I've got a totally theoretical question to you on today - what is the "best" practice for storing passwords? [Best in terms of security and performance]
Usually, especially PHP-Developers tend to store user credentials either in plain text or as hash, using MD5 or SHA1 and their successors. The more clever web developers and software cooks even add some salt to the password before hashing.
Android Developers usually seem to store in plain text, as far as I have seen it until yet, naively relying on the user rights concept of android, even arguing that rooting the devices the user's own fault.
There are lots of different practices out there. Plain text for those applications, where the developers either rely on platform security or want the user to recover their own password. Hashing where developers rely on the integrity of their hashing algorithm, ignoring collision attacks and so on. Salted Hashings where developers read that plain hashing is a bad thing because of rainbow tables. There are even some developers out there who use real cryptography, but usually the key is somewhere recoverable.
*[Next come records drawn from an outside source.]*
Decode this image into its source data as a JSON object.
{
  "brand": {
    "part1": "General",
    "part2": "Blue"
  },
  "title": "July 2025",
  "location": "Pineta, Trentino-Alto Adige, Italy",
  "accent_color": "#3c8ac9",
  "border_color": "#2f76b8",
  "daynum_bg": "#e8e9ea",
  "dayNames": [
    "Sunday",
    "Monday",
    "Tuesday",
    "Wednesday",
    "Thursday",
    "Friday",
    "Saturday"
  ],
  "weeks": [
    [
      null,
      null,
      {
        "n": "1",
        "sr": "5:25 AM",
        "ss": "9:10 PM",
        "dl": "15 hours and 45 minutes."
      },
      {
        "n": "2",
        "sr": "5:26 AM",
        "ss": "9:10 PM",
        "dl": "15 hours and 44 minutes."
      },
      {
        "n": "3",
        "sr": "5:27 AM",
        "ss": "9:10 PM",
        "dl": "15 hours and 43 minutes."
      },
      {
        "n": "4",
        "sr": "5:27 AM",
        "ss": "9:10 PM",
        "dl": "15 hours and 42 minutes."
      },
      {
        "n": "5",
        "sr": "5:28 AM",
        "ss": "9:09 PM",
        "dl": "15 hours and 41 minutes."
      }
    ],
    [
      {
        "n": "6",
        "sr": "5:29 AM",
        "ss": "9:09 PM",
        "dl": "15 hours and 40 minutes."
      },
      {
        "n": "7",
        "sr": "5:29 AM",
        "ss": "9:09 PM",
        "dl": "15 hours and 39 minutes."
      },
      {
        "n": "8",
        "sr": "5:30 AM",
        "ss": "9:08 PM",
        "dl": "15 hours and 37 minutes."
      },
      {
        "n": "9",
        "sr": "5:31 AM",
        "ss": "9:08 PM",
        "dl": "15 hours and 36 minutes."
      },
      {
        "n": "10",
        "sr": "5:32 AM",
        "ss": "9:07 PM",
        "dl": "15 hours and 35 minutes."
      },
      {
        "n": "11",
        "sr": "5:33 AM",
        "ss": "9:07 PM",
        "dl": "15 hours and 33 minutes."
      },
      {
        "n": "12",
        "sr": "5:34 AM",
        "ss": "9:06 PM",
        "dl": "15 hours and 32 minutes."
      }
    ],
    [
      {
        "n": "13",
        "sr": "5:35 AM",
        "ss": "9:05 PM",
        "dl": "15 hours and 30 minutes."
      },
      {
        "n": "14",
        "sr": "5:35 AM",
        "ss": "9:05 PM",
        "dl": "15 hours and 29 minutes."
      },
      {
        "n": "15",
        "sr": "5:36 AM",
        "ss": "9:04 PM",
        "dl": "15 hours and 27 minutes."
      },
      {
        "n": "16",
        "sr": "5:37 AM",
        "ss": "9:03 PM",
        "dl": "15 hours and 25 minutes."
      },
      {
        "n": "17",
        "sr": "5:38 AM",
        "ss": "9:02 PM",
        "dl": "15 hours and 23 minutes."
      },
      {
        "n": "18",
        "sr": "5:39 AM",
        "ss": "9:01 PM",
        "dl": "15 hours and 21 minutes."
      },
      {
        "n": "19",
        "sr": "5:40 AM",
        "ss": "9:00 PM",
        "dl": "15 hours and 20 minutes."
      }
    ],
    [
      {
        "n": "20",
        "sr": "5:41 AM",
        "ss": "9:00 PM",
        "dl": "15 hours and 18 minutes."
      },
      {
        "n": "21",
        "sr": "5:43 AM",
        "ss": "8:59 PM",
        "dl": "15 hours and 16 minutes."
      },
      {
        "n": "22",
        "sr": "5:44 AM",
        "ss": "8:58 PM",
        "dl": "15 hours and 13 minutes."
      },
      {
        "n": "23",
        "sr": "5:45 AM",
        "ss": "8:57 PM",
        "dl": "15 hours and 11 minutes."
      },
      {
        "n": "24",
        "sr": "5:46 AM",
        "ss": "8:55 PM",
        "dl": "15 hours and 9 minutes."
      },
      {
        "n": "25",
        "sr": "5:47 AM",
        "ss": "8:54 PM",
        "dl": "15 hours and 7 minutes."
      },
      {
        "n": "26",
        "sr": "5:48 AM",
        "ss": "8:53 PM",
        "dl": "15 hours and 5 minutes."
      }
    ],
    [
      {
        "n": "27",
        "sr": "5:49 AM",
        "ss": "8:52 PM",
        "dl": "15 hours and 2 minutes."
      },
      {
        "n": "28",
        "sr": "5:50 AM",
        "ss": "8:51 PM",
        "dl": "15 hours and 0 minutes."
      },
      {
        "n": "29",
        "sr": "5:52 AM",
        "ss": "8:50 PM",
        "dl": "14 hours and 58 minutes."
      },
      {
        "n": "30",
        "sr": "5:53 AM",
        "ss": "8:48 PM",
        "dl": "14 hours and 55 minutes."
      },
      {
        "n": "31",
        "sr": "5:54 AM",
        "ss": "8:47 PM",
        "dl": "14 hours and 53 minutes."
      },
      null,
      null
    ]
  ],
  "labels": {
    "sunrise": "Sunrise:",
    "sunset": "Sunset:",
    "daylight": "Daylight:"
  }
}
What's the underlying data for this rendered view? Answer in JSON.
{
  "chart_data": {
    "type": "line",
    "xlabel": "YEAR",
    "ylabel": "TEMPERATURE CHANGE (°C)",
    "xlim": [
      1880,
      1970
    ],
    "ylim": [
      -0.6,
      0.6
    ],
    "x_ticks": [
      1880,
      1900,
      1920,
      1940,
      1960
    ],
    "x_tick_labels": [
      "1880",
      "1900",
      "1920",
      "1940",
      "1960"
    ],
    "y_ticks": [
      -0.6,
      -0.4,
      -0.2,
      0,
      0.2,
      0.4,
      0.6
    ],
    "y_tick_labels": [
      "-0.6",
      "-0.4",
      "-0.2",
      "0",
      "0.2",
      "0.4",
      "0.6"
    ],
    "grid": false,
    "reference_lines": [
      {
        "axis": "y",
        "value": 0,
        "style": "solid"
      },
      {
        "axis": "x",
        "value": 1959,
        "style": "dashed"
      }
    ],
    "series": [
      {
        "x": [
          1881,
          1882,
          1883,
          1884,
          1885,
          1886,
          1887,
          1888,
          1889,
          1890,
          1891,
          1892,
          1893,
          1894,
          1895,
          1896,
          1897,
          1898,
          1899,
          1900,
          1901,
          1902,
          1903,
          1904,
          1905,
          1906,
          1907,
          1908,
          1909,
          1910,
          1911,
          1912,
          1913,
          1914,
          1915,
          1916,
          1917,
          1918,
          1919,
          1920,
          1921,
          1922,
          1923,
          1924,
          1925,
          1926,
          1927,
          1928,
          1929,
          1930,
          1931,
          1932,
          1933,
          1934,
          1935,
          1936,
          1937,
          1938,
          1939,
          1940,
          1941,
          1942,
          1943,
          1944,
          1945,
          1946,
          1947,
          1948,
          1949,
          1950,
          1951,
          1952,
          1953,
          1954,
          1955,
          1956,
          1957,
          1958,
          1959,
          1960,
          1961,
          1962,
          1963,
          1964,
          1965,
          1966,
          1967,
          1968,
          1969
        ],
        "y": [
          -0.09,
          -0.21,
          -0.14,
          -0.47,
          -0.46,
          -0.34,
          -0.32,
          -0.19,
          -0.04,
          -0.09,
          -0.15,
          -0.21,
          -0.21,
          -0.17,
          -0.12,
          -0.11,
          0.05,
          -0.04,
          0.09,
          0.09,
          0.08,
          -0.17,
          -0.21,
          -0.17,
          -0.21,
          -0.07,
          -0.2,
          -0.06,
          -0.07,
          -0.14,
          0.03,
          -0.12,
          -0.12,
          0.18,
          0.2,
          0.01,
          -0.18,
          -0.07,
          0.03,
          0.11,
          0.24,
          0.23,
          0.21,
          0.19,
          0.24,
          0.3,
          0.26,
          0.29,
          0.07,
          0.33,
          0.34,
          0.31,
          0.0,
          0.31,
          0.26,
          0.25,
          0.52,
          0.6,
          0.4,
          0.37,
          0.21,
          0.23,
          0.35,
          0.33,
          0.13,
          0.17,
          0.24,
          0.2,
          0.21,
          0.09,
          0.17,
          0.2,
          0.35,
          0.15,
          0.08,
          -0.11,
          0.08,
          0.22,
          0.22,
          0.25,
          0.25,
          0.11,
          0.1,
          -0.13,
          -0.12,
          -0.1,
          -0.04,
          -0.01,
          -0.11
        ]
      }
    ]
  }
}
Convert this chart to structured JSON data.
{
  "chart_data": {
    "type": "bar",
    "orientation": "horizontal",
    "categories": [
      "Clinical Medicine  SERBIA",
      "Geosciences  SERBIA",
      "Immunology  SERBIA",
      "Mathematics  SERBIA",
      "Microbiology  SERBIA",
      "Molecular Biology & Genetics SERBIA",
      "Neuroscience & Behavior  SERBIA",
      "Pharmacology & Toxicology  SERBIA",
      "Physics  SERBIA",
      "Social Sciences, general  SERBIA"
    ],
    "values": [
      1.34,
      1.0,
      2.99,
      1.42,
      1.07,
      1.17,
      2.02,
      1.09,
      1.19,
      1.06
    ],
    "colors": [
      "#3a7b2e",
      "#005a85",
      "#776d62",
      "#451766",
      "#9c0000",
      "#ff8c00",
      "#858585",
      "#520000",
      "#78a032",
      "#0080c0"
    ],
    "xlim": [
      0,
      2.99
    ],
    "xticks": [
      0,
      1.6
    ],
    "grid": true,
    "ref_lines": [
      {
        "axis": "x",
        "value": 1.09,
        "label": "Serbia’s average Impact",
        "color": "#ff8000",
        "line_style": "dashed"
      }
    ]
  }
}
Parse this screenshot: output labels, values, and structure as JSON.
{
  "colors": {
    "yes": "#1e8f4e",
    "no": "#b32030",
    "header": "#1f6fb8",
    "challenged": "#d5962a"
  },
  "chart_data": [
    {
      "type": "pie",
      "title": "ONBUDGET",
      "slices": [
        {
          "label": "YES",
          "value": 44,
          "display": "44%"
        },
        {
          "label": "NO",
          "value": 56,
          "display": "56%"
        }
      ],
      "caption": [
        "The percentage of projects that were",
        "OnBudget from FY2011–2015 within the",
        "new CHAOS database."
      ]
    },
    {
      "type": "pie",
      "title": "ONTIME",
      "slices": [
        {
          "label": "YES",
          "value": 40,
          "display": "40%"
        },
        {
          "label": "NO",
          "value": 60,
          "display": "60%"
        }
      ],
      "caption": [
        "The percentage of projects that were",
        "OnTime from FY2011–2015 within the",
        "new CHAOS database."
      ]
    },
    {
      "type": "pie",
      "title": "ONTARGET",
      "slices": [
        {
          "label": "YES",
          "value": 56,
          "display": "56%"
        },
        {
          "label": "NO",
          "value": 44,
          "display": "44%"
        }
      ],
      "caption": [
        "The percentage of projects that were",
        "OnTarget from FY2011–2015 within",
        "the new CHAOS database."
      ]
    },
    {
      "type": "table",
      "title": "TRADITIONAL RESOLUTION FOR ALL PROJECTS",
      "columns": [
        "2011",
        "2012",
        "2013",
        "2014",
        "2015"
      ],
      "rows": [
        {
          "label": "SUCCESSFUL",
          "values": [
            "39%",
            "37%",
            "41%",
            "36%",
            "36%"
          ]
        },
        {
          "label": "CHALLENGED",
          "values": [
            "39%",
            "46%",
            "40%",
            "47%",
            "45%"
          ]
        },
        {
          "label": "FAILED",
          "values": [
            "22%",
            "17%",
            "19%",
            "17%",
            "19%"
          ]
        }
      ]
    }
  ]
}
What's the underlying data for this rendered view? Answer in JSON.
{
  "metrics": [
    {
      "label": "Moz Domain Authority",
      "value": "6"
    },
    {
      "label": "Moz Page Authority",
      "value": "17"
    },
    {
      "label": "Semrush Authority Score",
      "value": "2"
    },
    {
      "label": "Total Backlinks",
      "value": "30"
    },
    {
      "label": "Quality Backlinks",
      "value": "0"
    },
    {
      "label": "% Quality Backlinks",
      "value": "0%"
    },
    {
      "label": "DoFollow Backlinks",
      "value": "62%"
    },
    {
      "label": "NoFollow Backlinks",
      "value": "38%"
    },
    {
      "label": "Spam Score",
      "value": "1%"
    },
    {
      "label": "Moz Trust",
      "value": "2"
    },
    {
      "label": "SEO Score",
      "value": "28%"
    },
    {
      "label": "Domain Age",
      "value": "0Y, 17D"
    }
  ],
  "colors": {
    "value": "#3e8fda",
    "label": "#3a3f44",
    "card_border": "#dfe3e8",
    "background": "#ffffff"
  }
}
My idea was to use AES (or [still not broken] symmetric cryptography in general, like blowfish and so on), crypting the padded password (for hiding the password length) with some salt prefix. The Key would be the users password, which should make it impossible to recover and verifying the password without the password.
I wonder why the usual practice differs from that idea - so where's the fault? The complexity shouldn't be that much high, because there are good implementations of AES out there, even hardware implementations. There are no hash collisions possible on this.
So am I right that no one could use a data dump with those passwords for anything other than bruteforcing? [Of course there are other attacks, which are regardless of the back-end password storage, those are not topic of this question]
May it be that this idea is pretty similar and related to bcrypt, but without multiple iterations?